One of the first things a trustee in bankruptcy does is figure out if you are insolvent. In other words, if you liquidate assets, are you able to pay off some of your debts and still be able to carry on with some comfort in life. If you are deemed to be insolvent, then you relinquish your assets (except your house) for liquidation and the proceeds pay off a certain percentage of your debts. Then, you pay a monthly amount over a certain period of time to make restitution on the balance owing, until your creditors are satisfied with the amount you paid back in relation to what you owed.

This is where the differences between a bankruptcy and a consumer proposal become important. In a consumer proposal, you do not have to liquidate your assets, meaning you get to keep the money in your Registered Retirement Savings Plan (RRSP) and Tax-Free Savings Account (TFSA) while you make a monthly payment to make restitution on your debts. Creditors decide whether they want to accept your payment plan or not, and as long as you continue to follow the payment schedule, you can keep whatever you have.
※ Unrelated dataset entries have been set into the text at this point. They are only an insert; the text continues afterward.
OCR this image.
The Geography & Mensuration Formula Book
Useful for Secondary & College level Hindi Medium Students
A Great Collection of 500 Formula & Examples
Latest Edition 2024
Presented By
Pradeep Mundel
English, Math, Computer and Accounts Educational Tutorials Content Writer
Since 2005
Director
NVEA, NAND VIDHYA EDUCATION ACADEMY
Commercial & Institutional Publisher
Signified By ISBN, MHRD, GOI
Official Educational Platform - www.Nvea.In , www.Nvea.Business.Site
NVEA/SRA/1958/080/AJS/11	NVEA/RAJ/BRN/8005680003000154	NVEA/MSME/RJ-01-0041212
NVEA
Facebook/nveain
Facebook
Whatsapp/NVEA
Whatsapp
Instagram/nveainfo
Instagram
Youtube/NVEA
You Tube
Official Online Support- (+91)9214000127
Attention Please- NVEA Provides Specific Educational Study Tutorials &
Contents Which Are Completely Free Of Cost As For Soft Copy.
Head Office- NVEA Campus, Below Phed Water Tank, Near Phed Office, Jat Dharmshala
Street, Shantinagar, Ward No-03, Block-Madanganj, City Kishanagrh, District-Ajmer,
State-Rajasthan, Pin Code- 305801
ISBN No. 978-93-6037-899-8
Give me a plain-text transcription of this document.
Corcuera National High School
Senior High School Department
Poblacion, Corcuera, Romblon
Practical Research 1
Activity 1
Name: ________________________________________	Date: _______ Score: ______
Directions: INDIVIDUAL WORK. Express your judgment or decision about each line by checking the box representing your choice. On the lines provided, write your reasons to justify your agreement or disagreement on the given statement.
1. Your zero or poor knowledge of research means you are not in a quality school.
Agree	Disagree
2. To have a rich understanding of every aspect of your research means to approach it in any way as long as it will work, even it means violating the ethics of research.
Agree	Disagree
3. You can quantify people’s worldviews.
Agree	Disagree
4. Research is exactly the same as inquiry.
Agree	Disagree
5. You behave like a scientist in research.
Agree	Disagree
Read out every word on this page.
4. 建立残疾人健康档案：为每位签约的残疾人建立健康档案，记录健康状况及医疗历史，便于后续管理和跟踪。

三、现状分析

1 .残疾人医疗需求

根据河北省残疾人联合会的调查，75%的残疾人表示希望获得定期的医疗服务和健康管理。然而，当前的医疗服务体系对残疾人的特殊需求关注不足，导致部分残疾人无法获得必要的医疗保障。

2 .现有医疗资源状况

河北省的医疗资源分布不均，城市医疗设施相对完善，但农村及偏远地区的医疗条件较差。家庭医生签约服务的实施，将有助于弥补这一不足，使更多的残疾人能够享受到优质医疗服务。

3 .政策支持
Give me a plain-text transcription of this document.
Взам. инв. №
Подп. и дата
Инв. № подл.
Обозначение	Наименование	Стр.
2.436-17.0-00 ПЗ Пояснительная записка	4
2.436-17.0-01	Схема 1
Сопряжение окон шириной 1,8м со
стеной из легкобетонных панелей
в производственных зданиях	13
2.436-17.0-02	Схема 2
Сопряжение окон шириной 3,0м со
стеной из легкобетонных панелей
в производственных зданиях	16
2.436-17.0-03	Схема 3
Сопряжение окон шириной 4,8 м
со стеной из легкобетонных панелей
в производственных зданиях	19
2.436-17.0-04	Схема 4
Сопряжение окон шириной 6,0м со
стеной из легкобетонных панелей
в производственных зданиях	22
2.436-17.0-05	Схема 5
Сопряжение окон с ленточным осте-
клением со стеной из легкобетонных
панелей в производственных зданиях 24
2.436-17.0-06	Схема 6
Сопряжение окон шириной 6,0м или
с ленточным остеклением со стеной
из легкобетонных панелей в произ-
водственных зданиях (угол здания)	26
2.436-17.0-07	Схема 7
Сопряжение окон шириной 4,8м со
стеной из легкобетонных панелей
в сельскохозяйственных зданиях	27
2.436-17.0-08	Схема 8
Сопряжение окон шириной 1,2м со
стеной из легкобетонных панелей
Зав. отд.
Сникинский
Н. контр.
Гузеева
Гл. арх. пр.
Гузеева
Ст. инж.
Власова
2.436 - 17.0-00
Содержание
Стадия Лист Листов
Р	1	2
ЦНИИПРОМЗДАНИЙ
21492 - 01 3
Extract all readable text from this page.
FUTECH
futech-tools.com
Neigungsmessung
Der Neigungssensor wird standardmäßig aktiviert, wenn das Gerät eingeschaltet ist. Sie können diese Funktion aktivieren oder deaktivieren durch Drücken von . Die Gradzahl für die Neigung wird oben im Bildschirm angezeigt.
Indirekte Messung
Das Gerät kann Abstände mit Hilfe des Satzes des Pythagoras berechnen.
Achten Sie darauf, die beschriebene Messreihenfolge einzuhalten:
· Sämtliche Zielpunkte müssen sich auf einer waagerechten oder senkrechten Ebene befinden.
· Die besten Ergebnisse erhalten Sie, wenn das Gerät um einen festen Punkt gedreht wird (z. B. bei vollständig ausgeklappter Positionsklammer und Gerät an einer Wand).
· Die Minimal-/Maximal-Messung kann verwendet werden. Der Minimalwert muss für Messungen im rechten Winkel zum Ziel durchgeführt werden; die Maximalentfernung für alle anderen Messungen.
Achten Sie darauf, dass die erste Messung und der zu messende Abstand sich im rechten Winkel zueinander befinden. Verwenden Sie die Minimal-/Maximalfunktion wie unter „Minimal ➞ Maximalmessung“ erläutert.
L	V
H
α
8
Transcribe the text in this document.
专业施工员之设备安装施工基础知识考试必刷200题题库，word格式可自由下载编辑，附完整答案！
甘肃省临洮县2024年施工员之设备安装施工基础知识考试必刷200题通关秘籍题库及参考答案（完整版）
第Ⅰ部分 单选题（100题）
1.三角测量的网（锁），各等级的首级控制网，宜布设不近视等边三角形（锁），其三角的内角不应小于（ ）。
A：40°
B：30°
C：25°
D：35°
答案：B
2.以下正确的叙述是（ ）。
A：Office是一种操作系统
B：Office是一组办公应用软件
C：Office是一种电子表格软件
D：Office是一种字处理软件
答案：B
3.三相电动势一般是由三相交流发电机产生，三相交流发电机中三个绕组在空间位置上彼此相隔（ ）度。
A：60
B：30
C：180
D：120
In a bankruptcy, you may get to keep your RRSPs (except whatever contributions you made in the 12 months leading up to filing for bankruptcy, and even some of those may be exempt from liquidation) but a TFSA is not protected, meaning the money you have in there will be used to pay off some of your debts.

The difference lies in how the two filings behave. In a bankruptcy, you are basically saying “OK, I’m selling all my stuff and here’s what I am able to give you against what I owe you.” In a consumer proposal, you are saying “Let me keep my stuff and although I can’t pay you everything I owe you, I’ll pay you this much a month for the next five years.”

In a consumer proposal, creditors are getting more from you than they would in a bankruptcy; that’s why many don’t want you to go bankrupt and will likely not contest your proposal, if it’s structured properly.

It should be noted that a TFSA holds no special standing and all your bank accounts will be treated in the same way under both a bankruptcy and a consumer proposal. What a TFSA has done for you, though, is allow you to earn interest without paying tax on it, so over the course of contributing to it, you’ve made money you can then use as you see fit …  even if that is to help you pay off your debts.